Die Mauerreste im Boden bei Bürmanns Hof sowie die verschüttete Gräfte, die übrigens noch das Urkataster von 1828 zeigt, können etwas mit dem Freigrafen zu Holtum zu tun haben. Es mag sich bei diesem Gräftenhof durchaus um das wehrhafte Wohnhaus des Freigrafen gehandelt haben, das er zumindest immer dann bewohnte, wenn er zu gerichtlichen Handlungen in Holtum anwesend war.

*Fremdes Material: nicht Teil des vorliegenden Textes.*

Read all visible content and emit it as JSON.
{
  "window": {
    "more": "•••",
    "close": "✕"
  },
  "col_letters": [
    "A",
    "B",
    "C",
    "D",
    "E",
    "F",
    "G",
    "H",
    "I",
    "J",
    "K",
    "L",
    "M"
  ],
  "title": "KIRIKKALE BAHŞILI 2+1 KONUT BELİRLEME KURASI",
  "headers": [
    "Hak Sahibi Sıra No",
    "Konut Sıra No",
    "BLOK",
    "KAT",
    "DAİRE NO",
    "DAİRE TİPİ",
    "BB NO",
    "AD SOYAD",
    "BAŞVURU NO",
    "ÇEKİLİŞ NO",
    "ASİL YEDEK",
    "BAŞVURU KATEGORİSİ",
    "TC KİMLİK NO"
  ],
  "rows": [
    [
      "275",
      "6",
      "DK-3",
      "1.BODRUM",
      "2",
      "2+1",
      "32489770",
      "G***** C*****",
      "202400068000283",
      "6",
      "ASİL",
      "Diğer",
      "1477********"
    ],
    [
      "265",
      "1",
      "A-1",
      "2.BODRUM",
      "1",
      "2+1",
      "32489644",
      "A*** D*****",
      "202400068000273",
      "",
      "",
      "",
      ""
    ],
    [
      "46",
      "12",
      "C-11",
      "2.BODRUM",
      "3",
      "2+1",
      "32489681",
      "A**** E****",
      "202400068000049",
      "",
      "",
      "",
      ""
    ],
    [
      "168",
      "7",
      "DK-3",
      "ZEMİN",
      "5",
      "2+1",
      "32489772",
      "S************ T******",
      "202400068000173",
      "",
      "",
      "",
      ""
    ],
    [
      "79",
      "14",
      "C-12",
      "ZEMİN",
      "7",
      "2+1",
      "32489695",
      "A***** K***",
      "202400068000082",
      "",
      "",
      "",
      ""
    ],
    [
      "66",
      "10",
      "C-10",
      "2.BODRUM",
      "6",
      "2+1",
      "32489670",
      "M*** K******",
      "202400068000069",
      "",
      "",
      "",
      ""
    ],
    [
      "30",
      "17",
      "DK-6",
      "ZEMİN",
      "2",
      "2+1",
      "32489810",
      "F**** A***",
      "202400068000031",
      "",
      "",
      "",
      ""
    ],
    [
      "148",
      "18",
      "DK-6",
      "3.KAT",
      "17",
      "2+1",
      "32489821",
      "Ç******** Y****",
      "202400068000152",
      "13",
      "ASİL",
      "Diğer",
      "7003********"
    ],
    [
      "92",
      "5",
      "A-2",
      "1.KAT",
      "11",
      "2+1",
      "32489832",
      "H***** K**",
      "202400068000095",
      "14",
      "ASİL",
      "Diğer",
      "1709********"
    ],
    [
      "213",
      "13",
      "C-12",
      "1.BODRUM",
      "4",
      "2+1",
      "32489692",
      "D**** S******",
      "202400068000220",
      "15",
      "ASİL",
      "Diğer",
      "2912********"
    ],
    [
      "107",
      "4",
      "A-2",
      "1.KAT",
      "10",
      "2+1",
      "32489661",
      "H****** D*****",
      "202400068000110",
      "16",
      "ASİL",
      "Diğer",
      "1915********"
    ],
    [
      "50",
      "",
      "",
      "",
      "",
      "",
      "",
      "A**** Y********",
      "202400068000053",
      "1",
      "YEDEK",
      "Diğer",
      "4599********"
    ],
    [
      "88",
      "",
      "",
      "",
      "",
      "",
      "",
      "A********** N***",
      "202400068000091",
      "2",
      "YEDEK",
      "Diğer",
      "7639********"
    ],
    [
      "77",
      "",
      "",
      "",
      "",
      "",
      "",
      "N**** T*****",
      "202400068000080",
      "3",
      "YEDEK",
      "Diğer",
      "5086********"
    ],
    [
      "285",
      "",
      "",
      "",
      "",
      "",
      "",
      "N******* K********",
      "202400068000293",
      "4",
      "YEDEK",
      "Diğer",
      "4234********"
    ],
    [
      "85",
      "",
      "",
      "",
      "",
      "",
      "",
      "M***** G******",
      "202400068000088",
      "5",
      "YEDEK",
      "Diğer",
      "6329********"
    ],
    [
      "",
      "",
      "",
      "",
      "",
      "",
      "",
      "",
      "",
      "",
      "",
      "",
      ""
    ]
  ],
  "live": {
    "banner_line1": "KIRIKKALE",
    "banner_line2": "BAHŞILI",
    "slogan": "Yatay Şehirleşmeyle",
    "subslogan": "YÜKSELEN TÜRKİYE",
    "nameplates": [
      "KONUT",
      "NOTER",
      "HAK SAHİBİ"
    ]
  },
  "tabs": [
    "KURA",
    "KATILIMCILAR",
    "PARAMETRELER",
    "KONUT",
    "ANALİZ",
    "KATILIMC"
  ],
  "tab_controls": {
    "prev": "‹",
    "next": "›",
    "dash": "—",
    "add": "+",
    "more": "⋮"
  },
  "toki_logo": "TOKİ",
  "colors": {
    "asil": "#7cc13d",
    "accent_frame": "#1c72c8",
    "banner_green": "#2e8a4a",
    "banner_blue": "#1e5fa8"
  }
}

Die bevorzugte Lage an zentraler Stelle im Dorfkern, lässt jedoch nicht unwahrscheinlich erscheinen, hier gar den untergegangenen Besitz der Adelsfamilie von Holtum zu vermuten. Sollten in diesem Gebiet einmal archäologische Grabungen möglich werden, könnten eventuell Bodenfunde diese These erhärten.

Der Bürmannshof in den 1950er Jahren
Der Bürmannshof heute

Auch in der „sagenhaften“ Geschichte taucht das Dorf Holtum auf:

Die Schlacht am Birkenbaum

Nach Franz Lotze „Sagen der Haar und Börde“

Es wird eine Zeit kommen, wo die Welt sehr gottlos werden wird. Das Volk will unabhängig sein von König und Obrigkeit, die Untertanen werden untreu sein ihren Fürsten. Nicht Treue, nicht Glauben wird mehr herrschen. Es wird dann zu einem allgemeinen Aufruhr kommen, so dass der Vater gegen den Sohn und der Sohn gegen den Vater steht.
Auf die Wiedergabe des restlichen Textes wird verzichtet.